For the 19-year-old to arrive on American soil to compete for the first time as a professional and make such an impact was remarkable. After wins against Louis Oosthuizen, Hunter Mahon and Tiger-tamer Tim Clark, McIlroy teed it up against a top-10 golfer for the first time this week in Australian Ogilvy, ranked number eight in the world at present.

And after the fall of Tiger Woods in the second round and subsequently Phil Mickelson on Friday, sponsors turned to McIlroy’s fairytale story as their main selling point. So it was fitting that it was the Irish teenager that got proceedings underway yesterday in the lead match.

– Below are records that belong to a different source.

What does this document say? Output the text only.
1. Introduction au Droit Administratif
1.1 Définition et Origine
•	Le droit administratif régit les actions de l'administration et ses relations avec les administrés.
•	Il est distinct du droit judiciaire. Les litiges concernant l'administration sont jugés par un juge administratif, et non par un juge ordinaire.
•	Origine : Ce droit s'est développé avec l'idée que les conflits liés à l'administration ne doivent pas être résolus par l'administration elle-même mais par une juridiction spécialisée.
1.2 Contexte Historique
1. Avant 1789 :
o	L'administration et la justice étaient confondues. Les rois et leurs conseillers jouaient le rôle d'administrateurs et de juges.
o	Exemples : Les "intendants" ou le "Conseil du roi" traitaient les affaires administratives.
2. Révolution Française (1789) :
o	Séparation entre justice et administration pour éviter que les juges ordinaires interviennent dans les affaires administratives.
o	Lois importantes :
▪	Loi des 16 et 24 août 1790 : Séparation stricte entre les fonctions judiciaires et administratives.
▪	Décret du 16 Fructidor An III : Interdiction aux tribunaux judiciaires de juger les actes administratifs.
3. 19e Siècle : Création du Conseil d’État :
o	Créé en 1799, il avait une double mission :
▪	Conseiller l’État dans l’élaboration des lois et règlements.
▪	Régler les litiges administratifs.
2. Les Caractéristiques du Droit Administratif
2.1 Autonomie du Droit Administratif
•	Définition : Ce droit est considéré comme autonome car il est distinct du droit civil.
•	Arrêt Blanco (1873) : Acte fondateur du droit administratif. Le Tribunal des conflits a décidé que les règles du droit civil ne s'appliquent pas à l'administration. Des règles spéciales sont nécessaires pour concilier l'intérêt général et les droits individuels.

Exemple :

He started in ideal fashion with a birdie at the second to go one up but Ogilvy, the 2006 winner and 2007 runner-up, was soon back in business.

The Australian out-drove his younger rival at the par-four fourth and his second shot from 35 yards settled within four feet of the hole. McIlroy was also on in two but three-putted for bogey as Ogilvy sank his birdie putt to bring the match all square. It was a similar story at the par-four fifth as McIlroy two-putted for par and Ogilvy birdied to go one up, a lead he still held after seven holes.

Golf is often a game of inches and McIlroy’s approach to the ninth was proof of this. Having out-drove Ogilvy, a well-struck five iron from the centre of the fairway landed pin-high, but an unfortunate bounce saw his ball run 40 yards off the right-edge of the green down an unforgiving valley. It was all the more heartbreaking as he had failed to capitalise on his opponent’s misfortunes as Ogilvy had made a meal of his approach shot.

One could be forgiven for thinking that it was the first signs of struggle from the teenager and when he only pitched to 15 feet, the pressure was definitely mounting. But with all the swagger and confidence that the locals in Tuscon have begun to love about him, he holed out for an unlikely par. Ogilvy duly missed his 10-footer for a half and the match was all square again. It was game on once more.

McIlroy, officially the longest hitter in the tournament after he blasted a drive some 370 yards on Friday, was constantly out-hitting Ogilvy from the tee. One drawback of long driving in a match-play situation is that it lets your opponent in first when taking approach shots to the green. It was a tactic which the Australian was to employ all day, but for the plan to work fully, he needed his putter on form, which wasn’t the case on the 10th where Ogilvy missed an opportunity for a win from 10 feet.

McIlroy showed a human side when a wayward drive on the 11th found the rougher elements of the Arizona desert which resulted in him taking a penalty drop. A routine birdie four for Ogilvy handed the initiative back to the Australian. The momentum was to continue for Ogilvy on the next where he holed out for birdie from 10 feet to win the hole. Suddenly, for the first time this week, McIlroy found himself two down in a match.

But great players thrive on such pressure and when Ogilvy found sand off the tee on the par-five 13th, McIlroy pounced with a superb birdie to haul himself back to one down. He was certainly living up to his box-office billing with some chilling authority under the white heat of the Arizona sun. Yet when he found sand on the driveable par-four 15th, Ogilvy took full advantage. McIlroy could only get to within 18 feet with his second and when his birdie attempt agonisingly shaved the hole, the Australian kept his composure to go two up with three left.

It was too much of a deficit for him to overcome. McIlroy blasted another massive drive down the 17th and pitched to eight feet, but his opponent was equal to the task and the Australian birdied for a fine 2&1 win and a place in the last four.

There he will play Paul Casey. After a blistering start the Englishman was always in command against Sean O’Hair. In fact the only surprise of their lopsided duel was that Casey didn’t win earlier, instead taking the match 4&3. In the other semi-final Stewart Cink takes on Ross Fisher.